Но мы не только перепевали взрослых. Было и свое.
– Пролетарские дети всех стран, соединяйтесь! – бросил как-то Алеша на митинге в девятнадцатом году и выдал свое, заветное.
У него был великолепный план: план всемирной детской организации: цели ее были неясны. Тут царила полная путаница. Алеше мерещились детские роты, батальоны, полки, сам он на белом коне, рев фанфар и колыхание рядов: ать, два, ать, два!

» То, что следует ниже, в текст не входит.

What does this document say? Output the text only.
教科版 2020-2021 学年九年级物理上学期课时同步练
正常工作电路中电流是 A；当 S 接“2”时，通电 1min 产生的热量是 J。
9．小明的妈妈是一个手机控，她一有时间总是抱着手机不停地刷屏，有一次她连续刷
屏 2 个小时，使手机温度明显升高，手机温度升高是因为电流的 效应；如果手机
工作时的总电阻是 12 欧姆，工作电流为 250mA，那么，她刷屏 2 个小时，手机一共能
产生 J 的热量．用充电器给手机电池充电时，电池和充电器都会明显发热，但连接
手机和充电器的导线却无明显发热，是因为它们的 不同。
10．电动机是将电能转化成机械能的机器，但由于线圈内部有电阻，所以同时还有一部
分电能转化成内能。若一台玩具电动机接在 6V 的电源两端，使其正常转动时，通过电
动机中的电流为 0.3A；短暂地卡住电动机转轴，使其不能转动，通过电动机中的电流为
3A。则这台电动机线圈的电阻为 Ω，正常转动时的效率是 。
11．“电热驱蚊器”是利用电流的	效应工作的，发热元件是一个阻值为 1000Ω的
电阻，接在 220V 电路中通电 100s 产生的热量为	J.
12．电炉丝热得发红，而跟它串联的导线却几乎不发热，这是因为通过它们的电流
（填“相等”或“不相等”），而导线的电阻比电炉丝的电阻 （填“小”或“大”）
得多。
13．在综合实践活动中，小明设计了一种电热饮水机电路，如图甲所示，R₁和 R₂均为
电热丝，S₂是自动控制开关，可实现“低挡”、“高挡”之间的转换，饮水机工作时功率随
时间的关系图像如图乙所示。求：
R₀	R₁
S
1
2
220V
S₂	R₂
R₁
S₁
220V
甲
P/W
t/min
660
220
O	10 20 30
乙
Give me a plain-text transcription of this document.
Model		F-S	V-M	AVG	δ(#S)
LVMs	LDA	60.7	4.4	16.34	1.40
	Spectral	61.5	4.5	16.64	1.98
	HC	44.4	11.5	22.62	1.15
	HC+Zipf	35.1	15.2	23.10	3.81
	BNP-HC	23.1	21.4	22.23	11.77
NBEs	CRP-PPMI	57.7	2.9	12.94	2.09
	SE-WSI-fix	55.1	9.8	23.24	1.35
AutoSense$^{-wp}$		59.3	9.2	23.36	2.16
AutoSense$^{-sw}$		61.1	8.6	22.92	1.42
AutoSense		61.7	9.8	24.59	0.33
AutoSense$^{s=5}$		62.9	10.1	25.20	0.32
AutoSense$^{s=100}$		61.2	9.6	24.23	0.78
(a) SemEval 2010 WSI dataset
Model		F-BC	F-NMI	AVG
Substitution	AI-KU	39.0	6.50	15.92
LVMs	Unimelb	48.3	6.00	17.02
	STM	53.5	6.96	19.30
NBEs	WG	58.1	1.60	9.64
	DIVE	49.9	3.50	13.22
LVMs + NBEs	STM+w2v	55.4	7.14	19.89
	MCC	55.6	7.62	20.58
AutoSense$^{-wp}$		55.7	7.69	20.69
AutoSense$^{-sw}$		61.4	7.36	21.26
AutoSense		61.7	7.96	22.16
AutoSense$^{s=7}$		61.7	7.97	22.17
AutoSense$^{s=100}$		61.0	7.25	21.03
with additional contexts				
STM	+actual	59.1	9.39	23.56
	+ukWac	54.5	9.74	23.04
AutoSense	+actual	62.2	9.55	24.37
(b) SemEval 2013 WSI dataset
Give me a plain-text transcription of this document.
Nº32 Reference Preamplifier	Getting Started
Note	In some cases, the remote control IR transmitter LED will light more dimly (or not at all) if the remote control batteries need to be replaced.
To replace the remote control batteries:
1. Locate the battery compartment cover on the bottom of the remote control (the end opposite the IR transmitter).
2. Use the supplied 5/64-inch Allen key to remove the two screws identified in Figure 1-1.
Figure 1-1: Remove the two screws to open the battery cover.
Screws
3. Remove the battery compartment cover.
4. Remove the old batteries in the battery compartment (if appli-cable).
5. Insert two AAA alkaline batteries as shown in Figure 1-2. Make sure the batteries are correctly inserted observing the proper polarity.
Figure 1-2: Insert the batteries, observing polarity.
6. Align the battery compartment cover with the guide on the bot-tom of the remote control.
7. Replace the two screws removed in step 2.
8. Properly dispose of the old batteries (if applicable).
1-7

Это сначала нравилось всем. Но насмешливый Валька подрезал крылья.
– А воевать с кем?
– Хо! Ясно! С белыми.
– А кто нас на войну пустит?
– Пустят. Сами пойдем.
– А где оружие для всех возьмем?
Заминка и неуверенный ответ:
– Должна власть дать.
Но у Вальки последний сильный довод:
– А войне скоро конец. И большевики против войны. Что мы, скауты, что ли?
У меня была другая мечта: детская партия, комитеты, съезды.
– И круглая печать! Обязательно! – подхватывал Алеша. – Здание хорошее и вывеска: «Детская коммунистическая партия».
Но Валька качал насмешливо головой:
– Так вам здание и дали!
– И дадут.
– Дадут?
– Дадут!
– Вот вам что дадут! – он показывал фигу.
Закипала драка. Я, как комиссар, вступал в свои права:
– Что вы, как дети, ссоритесь? Стыдитесь!
Валька обиженно поводил плечами:
– А что они глупости порют? Партия-я! Партий-цы тоже!
– А ты чего хочешь?
– Взяли бы лучше пьеску детскую поставили, вон как в городе.
Действительно, в городе появились детские драмкружки: «Путеводная звезда», «Детский мир», «Юные артисты».
– Так то ж гимназисты! – с невыразимым презрением возражал Алеша. – Вот дура! То ж гимназисты! – И грозился: – Ох, пойду я на этот спектакль! Ох, руки у меня чешутся!
Павлик, как всегда, молчал. Он даже словно не слышал. Присев на корточки, ласково гладил облезшую, всю в репьях шерсть Шарика.
– Ну, а ты как думаешь? – обратился я к нему в упор.
Павлик смутился, пролепетал что-то, но потом вдруг застенчиво и тихо сказал свое:
– Детский завод надо. Детский завод!
Митинги наши часто кончались драками, воем, ревом; мы уходили с расцарапанными лицами, но непримиримые, убежденные, упорные.
И вместе с этой горячей стремительностью, ртутностью, буйной, оголтелой юностью в каждом из нас уже жила холодная, прищуренная недоверчивость.
Приходил в нашу компанию новый. На него смотрели с воинственной настороженностью.
– А ты не буржуй? – сердито спрашивал Алеша, командир «железного батальона».
Мальчик божился, что нет, не буржуй.
– А чего ж ты божишься? – злорадно подхватывали мы. – Бога ведь нет!
А Алеша объяснял:
– Бога нет! – и тыкал в небо пальцем. – Там пустота и звезды...
Откуда мы узнали, что бога нет? Проникли в тайну мироздания? Прочитали антирелигиозную книжку? Прослушали лекцию? Ничего подобного! Надуло в уши, подслушали на митингах, увидели на плакатах, узнали от знакомых красноармейцев. Ведь недаром же ходила среди бойцов лихая поговорка: «Крой, бога нет».